Quantum Microscope ‘Made In Jülich'

Physicists at Forschungszentrum Jülich have developed a unique scanning tunneling microscope with magnetic cooling for studying quantum effects

They depict materials with atomic precision and are versatile: researchers have been using scanning tunneling microscopes for many years to explore the world of the nano-cosmos. Physicists at Forschungszentrum Jülich have now optimized such a device for researching quantum effects. Thanks to magnetic cooling, your scanning tunneling microscope has no moving parts and works almost vibration-free at extremely low temperatures of up to 30 millikelvin. The instrument can help researchers in the future to discover the unusual properties of quantum materials, which are of crucial importance for the development of quantum computers and sensors.

The area near absolute zero is particularly exciting for physics. Thermal fluctuations are reduced to a minimum at the low temperatures. The laws of quantum physics come into play and reveal special properties of materials. Electric current then flows without any loss and without any resistance. Another example is what is known as superfluidity: individual atoms merge into a collective state and move past one another without friction.

Such extremely low temperatures are also the prerequisite for researching quantum effects for quantum computing and making them usable. Researchers around the world and at Forschungszentrum Jülich are currently pursuing this goal at full speed. Quantum computers could be vastly superior to conventional supercomputers in certain tasks. But the development is still at the very beginning. A central challenge is the search for materials and processes that make complex architectures with stable quantum bits possible.
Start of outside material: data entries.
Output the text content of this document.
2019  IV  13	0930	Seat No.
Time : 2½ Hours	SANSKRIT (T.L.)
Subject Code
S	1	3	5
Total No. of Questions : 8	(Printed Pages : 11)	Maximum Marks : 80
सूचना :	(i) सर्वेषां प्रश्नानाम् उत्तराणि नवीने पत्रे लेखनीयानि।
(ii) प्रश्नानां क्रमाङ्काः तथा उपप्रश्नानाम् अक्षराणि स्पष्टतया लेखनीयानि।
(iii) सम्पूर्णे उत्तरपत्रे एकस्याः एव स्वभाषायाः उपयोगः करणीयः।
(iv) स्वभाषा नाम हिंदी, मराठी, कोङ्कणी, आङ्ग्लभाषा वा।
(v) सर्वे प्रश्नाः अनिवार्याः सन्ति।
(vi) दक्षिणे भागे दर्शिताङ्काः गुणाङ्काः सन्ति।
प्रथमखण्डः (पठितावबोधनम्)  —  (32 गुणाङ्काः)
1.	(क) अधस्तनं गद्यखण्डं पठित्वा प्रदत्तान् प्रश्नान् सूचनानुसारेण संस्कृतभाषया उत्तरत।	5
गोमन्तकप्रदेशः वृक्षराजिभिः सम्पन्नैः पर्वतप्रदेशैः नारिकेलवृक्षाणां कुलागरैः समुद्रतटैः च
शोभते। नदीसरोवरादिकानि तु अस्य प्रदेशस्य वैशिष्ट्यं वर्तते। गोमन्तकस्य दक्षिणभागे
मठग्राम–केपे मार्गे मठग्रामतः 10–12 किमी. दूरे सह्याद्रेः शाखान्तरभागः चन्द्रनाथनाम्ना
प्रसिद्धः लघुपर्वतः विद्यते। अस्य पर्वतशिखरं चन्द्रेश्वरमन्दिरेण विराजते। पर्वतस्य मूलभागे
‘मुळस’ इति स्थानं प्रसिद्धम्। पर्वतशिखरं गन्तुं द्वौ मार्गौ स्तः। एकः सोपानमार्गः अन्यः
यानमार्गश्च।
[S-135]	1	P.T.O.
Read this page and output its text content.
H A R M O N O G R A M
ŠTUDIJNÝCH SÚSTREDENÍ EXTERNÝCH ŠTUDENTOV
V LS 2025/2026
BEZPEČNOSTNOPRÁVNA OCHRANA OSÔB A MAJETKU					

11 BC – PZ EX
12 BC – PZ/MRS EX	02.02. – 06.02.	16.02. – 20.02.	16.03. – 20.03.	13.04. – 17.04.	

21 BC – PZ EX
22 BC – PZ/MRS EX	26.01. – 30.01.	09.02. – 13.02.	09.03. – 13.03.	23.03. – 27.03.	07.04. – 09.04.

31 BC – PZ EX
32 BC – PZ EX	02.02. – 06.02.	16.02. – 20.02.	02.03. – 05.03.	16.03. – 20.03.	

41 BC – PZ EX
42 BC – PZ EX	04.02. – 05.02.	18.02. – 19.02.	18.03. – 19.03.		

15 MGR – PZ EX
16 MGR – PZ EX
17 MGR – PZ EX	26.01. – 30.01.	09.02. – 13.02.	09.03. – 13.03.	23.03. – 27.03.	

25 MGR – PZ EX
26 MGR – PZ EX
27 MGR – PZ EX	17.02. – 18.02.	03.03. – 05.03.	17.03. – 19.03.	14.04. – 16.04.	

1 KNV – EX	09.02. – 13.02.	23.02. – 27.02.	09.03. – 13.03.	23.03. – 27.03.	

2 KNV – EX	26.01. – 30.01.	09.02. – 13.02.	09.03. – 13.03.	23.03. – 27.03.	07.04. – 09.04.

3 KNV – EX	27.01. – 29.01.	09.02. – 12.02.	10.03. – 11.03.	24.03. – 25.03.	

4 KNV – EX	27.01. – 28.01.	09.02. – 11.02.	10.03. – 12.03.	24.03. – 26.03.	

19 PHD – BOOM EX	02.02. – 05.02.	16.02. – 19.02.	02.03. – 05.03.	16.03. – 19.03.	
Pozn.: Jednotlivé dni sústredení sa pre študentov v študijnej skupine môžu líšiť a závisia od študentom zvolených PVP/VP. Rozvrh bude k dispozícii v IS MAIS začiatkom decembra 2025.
"I think a versatile microscope like ours is the means of choice for this fascinating task because it enables the imaging and manipulation of matter at the level of individual atoms and molecules in a variety of ways," explains Ruslan Temirov from Forschungszentrum Jülich.

For this purpose, over many years of work, he and his team have equipped a scanning tunneling microscope with magnetic cooling. “Our new microscope differs from all the others in the same way that an electric car differs from a combustion engine,” explains the Jülich physicist. So far, a kind of liquid fuel, a mixture of two helium isotopes, has been used to bring microscopes to such low temperatures. “During operation, this cooling mixture continuously circulates through thin pipes, which leads to increased background noise,” says Temirov.

The cooling device of the Jülich microscope, on the other hand, is based on the process of adiabatic demagnetization. The principle is not new. It was already used in the 1930s to achieve temperatures below 1 Kelvin for the first time in the laboratory. “To cool the device, we only change the strength of the electrical current that flows through an electromagnetic coil. Our microscope has no moving parts and works practically vibration-free, ”reports Ruslan Temirov.

The Jülich team were the first to construct a scanning tunneling microscope with this technology. “The new cooling technology has several advantages in practice. Not only does the image quality benefit from this, the operation of the device and the entire structure are also simplified, ”says institute director Stefan Tautz. With its modular design, the Jülich quantum microscope is also open to technical advances, as upgrades are easy to implement. “Adiabatic cooling is a real quantum leap for scanning tunneling microscopy. The advantages are so significant that we are now developing a commercial prototype in the next step, ”explains Stefan Tautz. Quantum technologies are currently the focus of research. The interest of numerous research groups in such an instrument should therefore be certain.